Regards, Per Steffensen

                  
> Versioning - optimistic locking
> -------------------------------
>
>                 Key: SOLR-3178
>                 URL: https://issues.apache.org/jira/browse/SOLR-3178
>             Project: Solr
>          Issue Type: New Feature
>          Components: update
>    Affects Versions: 3.5
>         Environment: All
>            Reporter: Per Steffensen
>            Assignee: Per Steffensen
>              Labels: RDBMS, insert, locking, nosql, optimistic, uniqueKey, 
> update, versioning
>             Fix For: 4.0
>
>         Attachments: SOLR-3173_3178_3382_3428_plus.patch, SOLR-3178.patch, 
> SOLR_3173_3178_3382_plus.patch
>
>   Original Estimate: 168h
>  Remaining Estimate: 168h
>
> In order increase the ability of Solr to be used as a NoSql database (lots of 
> concurrent inserts, updates, deletes and queries in the entire lifetime of 
> the index) instead of just a search index (first: everything indexed (in one 
> thread), after: only queries), I would like Solr to support versioning to be 
> used for optimistic locking.
> When my intent (see SOLR-3173) is to update an existing document, I will need 
> to provide a version-number equal to "the version number I got when I fetched 
> the existing document for update" plus one. If this provided version-number 
> does not correspond to "the newest version-number of that document at the 
> time of update" plus one, I will get a VersionConflict error. If it does 
> correspond the document will be updated with the new one, so that "the newest 
> version-number of that document" is NOW one higher than before the update. 

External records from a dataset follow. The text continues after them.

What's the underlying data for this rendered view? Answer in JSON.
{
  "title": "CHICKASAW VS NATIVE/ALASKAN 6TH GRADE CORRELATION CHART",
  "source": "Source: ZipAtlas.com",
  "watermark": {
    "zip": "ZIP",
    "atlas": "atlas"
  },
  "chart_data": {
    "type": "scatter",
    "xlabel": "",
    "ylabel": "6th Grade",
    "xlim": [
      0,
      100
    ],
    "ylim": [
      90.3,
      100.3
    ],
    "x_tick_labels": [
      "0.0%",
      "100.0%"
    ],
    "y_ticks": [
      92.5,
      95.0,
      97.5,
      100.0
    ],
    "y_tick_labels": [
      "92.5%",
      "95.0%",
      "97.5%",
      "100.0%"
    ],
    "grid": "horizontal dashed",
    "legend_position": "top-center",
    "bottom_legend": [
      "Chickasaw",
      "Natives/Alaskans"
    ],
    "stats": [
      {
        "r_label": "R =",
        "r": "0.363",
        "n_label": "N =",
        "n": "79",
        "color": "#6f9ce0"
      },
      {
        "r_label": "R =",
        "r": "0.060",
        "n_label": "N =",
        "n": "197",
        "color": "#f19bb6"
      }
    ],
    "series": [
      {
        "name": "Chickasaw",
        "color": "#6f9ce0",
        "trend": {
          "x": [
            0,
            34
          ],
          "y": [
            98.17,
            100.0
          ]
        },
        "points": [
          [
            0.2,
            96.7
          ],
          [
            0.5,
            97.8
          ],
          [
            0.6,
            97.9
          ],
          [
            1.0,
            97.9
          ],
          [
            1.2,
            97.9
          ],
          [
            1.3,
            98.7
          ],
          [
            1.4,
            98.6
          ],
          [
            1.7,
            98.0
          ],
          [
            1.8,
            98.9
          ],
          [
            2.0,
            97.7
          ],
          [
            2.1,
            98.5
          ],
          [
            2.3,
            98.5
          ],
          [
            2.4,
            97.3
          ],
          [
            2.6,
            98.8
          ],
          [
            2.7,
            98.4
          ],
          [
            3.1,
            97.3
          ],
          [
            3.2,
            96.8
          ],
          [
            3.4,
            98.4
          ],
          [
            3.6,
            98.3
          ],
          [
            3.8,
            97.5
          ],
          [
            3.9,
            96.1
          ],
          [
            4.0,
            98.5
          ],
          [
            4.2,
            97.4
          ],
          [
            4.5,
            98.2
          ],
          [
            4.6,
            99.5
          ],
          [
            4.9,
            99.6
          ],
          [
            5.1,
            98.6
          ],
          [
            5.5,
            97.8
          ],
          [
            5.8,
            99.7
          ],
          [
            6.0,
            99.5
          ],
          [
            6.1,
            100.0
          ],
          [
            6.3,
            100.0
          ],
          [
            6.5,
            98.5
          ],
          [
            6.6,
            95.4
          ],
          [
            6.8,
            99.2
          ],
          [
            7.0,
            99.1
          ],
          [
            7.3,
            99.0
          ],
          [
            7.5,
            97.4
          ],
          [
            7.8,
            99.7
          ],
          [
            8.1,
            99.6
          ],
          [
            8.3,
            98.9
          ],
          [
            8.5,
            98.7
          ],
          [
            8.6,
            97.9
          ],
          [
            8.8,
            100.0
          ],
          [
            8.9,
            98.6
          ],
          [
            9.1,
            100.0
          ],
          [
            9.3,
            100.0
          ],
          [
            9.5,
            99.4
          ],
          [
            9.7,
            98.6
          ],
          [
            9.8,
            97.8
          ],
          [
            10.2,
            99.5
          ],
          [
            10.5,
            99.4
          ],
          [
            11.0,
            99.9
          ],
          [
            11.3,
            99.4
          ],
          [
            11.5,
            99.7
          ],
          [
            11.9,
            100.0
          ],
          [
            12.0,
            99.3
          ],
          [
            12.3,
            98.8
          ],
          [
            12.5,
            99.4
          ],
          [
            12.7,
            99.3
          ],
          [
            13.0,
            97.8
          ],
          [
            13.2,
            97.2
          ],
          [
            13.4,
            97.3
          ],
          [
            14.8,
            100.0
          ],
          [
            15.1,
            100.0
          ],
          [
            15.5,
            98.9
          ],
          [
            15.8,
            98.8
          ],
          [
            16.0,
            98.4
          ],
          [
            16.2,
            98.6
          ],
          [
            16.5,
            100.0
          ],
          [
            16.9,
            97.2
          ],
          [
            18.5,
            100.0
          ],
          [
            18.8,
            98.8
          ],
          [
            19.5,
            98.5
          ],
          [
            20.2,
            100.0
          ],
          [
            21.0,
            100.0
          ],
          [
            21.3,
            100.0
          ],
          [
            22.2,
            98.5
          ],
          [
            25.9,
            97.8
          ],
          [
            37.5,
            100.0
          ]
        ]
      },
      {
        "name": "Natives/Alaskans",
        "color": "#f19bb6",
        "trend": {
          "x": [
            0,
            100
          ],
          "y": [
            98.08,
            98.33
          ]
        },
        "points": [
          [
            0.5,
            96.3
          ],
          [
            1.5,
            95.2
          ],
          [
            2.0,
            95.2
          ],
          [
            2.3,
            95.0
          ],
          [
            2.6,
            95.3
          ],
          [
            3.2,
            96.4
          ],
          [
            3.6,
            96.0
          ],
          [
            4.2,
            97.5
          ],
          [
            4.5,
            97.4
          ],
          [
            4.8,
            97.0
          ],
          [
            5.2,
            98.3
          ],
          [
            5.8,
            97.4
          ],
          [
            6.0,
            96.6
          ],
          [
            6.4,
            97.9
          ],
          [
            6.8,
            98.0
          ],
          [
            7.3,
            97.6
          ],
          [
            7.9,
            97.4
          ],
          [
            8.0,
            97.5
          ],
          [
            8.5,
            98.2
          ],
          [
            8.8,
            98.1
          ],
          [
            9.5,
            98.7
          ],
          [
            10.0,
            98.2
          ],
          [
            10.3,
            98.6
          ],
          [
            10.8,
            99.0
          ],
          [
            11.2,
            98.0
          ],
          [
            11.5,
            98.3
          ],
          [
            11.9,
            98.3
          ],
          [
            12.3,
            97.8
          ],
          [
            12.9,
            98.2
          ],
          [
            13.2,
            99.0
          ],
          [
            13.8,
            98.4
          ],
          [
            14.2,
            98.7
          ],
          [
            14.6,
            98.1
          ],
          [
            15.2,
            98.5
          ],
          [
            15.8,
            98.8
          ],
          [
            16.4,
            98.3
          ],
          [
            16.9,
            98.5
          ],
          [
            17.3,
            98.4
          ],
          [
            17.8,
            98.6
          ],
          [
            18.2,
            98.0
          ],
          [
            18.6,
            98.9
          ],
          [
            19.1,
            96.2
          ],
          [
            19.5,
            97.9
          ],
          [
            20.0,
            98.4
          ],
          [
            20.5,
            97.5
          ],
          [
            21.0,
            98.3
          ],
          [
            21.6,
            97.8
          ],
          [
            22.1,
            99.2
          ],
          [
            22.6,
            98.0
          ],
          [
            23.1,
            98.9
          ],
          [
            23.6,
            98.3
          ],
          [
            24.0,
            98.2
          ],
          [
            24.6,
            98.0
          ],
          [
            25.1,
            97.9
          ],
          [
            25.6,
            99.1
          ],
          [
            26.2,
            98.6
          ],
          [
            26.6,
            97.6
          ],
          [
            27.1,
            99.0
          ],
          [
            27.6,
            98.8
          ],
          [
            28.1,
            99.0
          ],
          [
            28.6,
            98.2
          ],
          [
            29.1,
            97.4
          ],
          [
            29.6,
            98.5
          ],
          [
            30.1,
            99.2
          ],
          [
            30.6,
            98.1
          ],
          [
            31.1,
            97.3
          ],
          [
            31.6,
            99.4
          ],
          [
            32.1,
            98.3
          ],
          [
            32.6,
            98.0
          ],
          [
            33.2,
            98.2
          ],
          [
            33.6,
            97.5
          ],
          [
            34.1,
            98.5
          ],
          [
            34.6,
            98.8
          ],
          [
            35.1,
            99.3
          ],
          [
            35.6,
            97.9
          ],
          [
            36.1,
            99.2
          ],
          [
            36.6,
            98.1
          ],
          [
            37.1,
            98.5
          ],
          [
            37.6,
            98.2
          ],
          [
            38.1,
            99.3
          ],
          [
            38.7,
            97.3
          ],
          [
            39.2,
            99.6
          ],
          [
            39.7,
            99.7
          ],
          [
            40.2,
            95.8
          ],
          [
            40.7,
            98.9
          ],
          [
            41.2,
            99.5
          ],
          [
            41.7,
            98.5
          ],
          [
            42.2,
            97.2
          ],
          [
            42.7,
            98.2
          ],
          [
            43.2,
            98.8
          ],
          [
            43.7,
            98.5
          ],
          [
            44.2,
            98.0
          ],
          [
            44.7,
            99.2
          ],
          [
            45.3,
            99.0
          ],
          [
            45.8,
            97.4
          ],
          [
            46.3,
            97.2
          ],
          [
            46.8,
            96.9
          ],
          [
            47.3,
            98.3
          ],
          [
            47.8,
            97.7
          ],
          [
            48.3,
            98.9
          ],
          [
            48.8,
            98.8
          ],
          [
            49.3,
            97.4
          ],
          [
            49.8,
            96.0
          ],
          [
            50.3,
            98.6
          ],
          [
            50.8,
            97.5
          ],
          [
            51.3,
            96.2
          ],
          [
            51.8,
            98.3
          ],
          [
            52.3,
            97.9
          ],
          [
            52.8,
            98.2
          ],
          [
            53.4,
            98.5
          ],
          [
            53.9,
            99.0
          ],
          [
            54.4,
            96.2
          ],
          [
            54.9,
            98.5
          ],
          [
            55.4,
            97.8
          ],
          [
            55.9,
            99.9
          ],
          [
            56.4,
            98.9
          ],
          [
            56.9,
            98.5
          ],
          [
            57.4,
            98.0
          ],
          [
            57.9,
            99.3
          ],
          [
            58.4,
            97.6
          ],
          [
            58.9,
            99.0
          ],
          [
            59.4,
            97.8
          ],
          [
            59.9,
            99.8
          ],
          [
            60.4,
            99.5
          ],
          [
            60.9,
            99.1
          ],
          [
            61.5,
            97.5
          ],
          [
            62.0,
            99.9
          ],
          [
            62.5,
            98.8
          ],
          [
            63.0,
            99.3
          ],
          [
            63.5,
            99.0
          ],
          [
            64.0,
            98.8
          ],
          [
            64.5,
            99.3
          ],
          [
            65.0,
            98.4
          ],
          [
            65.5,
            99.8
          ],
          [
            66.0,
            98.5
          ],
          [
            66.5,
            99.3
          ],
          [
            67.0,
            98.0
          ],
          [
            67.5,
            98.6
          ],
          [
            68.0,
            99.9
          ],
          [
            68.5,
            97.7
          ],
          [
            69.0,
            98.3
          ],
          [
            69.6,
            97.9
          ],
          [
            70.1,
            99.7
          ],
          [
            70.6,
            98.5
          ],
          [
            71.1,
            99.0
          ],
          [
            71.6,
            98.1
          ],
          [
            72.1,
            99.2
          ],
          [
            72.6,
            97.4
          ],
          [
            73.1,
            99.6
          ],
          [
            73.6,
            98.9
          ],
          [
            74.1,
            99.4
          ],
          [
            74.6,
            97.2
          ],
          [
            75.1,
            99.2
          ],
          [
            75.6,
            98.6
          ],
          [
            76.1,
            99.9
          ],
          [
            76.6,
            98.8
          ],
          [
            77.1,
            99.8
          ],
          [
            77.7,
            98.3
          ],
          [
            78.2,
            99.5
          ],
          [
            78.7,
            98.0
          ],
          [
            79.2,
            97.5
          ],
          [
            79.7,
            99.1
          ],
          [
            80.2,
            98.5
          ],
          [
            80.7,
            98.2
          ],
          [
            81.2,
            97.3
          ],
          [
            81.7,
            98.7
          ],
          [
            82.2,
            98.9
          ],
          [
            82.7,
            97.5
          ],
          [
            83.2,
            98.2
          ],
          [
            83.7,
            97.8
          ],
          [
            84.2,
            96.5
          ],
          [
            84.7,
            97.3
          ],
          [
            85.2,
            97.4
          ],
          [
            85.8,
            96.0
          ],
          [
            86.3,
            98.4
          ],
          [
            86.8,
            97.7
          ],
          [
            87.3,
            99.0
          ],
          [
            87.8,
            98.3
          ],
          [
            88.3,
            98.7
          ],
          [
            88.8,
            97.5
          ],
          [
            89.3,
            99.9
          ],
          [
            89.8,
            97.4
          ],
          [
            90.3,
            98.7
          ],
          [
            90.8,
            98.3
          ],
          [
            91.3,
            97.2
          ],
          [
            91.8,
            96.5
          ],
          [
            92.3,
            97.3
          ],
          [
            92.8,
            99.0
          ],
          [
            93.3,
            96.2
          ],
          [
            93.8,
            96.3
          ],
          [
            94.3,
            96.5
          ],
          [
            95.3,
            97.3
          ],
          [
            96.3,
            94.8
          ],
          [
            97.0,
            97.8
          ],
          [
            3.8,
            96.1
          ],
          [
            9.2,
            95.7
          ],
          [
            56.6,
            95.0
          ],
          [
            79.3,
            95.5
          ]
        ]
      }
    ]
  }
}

> Correct but efficient concurrency handling.
> When my intent (see SOLR-3173) is to insert a new document, the version 
> number provided will not be used - instead a version-number 0 will be used. 
> According to SOLR-3173 insert will only succeed if a document with the same 
> value on uniqueKey-field does not already exist.
> In general when talking about different versions of "the same document", of 
> course we need to be able to identify when a document "is the same" - that, 
> per definition, is when the values of the uniqueKey-fields are equal. 
> The functionality provided by this issue is only really meaningfull when you 
> run with "updateLog" activated.
> This issue might be solved more or less at the same time as SOLR-3173, and 
> only one single SVN patch might be given to cover both issues.